Non è un film. È un esperimento sociale per capire quanti neuroni ti restano vivi dopo 77 minuti di dialoghi tecnici, salti temporali e facce da “non sto capendo nemmeno io cosa ho appena detto”! Eppure… funziona. Maledettamente bene.
Shane Carruth, con un budget che probabilmente non copriva nemmeno il catering di Tenet (7000$) e 5 attori, tira fuori un labirinto mentale che non ti prende per mano, non ti spiega nulla, e ti lascia lì: come un criceto in un acceleratore di particelle. Non c’è musica epica, non ci sono effetti speciali, non c’è nemmeno un personaggio che ti faccia dire “ok, lui è il buono”. Solo due ingegneri, una scatola, e un mucchio di paradossi che ti fanno rivalutare il concetto di “causa-effetto”.

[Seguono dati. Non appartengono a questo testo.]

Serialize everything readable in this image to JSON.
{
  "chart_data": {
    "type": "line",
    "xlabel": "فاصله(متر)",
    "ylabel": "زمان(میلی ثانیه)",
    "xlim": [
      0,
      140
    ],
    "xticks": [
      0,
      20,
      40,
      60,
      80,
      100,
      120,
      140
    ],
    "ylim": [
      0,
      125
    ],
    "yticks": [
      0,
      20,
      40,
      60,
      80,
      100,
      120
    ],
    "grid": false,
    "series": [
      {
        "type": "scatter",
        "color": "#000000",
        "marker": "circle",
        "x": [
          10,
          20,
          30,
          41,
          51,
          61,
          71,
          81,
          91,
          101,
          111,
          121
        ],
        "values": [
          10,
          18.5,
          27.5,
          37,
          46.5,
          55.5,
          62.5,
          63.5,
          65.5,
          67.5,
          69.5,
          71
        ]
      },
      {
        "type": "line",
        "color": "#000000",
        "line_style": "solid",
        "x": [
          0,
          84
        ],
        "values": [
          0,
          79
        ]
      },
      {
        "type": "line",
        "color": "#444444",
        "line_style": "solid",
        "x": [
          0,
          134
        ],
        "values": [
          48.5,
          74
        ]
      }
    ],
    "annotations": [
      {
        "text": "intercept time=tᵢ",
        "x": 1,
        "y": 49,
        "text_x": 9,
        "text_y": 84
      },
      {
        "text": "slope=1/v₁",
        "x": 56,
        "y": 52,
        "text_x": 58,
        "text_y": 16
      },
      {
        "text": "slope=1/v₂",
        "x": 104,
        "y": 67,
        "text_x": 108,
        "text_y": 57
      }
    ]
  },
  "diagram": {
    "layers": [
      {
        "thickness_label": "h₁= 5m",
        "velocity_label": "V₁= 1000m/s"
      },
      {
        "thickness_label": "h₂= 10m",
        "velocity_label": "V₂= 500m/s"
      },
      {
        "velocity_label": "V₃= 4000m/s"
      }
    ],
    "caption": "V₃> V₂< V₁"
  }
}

Se cerchi il classico film di fantascienza con viaggi nel tempo, inseguimenti e gente che urla “non toccare il passato!”, Primer ti farà venire voglia di tornare indietro nel tempo per non averlo iniziato. Ma se ti piace il genere prima che "fosse di moda", se ami i film che non ti spiegano nulla perché sanno che tu puoi capirlo, puoi provare a parafrasarlo, allora Primer è una piccola gemma. Una gemma ruvida, criptica, e probabilmente impossibile da decifrare al primo colpo. Ma è proprio lì il bello.
Non è un film per tutti. È un film per chi ama perdersi e, soprattutto, non ha paura di non ritrovarsi.